“And,” said a white-haired overseer as he shook Rupert’s hand, “’appen we shall see you playing for Lanky-sheer one of these days.”
“You have ambitions for me,” he smiled back.
“Well, you’re on the road to it.”
That was the delightful thing, that they should know that he was on the road to it. They must be keenly interested to know so much when his place in the Harrow first eleven was only a prospect—as yet—a pretty secure prospect, but one of those intimate securities which were decidedly not published news. It was a reconciling touch, bracing him to keep up his gallant show as they made their progress, but neither this nor the self-respecting deference of the high-salaried, efficient managers resigned him to the price he was expected to pay for being Hepplestall. That dour apprenticeship, which Sir Philip had candidly prophesied he would “hate like hell,” daunted him; those five years out of his life before he “began to work.” It was a tradition of the service, was it? Then it was a bad tradition. He didn’t object to serve, but this was to make service into slavery.
Allowing for school and university, he wouldn’t come to it for another six years yet, and by then he ought to be better equipped for a rebellion. But—the infernal cunning of this sixteenth-birthday initiation—it would be too late then. From to-day, if he let the day pass without protest, he wore the chains of slavery, he was doomed, marked down for sacrifice, and he was so young! He resented the unfairness of his youth pitted in unequal conflict with his father.
“One last tradition of the Hepplestalls, Rupert,” Sir Philip said as they returned to his office, “though I expect you’re hating the word ‘tradition.’” Oh, did his father understand everything and forestall it? “The eldest sons have not come to it easily. Sometimes there’s been open refusal. There’ve been ugly rows. There’s always been a feeling on the son’s part that the terms of service were too harsh. Well, I have come to know that they are necessary terms. We are masters of men, and we gain mastery of ourselves in those days when we learn our trade by the side of the tradesmen. We cannot take this great place of ours lightly, not Hepplestall’s, not the heavy trust that is laid upon us. We cannot risk the failure of a Hepplestall through lack of knowledge of his trade or through personal indiscipline. Imagination, the gifts of leadership are things we cannot give you here; either you have them in you or you will never have them, and it is reasonable to think you have them. They have seemed to be the birthright of a Hepplestall. But we can train you to their use.
“There is that Japanese ideal of the Samurai. I don’t think that it is absent from our English life, but perhaps we have not been very explicit about our ideals. There’s money made here, and if I told some people that what actuates me is not money but the idea of service, I should not be believed. I should be told that I confused Mammon with God: but I am here to serve, and money is inescapable because money is the index of successful service in present day conditions. Service, not money, is the mainspring of the Hepplestalls, the service of England because it is the service of Lancashire. We lead—not exclusively but we are of the leaders—in Lancashire. We are keepers of the cotton trade, trustees of its efficiency, guarantors of its progress.

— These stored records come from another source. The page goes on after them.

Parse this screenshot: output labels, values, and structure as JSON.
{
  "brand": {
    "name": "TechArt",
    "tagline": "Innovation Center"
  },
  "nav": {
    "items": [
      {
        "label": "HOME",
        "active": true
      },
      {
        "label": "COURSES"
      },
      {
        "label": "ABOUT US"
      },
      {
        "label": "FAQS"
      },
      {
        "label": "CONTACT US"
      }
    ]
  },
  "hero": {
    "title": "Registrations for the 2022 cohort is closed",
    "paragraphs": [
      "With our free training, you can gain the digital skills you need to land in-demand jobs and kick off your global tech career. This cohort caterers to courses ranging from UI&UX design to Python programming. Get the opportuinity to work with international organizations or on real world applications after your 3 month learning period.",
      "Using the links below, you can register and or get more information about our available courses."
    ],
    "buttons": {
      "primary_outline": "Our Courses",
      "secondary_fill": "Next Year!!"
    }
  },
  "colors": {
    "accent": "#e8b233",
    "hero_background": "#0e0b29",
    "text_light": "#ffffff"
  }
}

“I am earnest with you, Rupert. Probably I’m offending your sense of decent reticence. Ideals are things to be private about, but let us just for once take the wrappings off them and let us have a look at them.... Well, we’ve looked and we’ll hide them again, but we won’t forget they’re there. I suppose we keep a shop, but the soul of the shopkeepers isn’t in the cash-register.”
How could he reply to this that the training which had been good enough for his father and his uncles was not good enough for him? Somewhere, he felt certain there were flaws to be found and that Sir Philip was rather a special pleader than a candid truth-teller, but he impressed, and Rupert despised himself for remaining obstinately suspicious of his father’s sincerity.
“And you’re a Hepplestall. That is not to be questioned, is it, Rupert? In the present and in the future, in the small things and the large, that is not to be questioned.”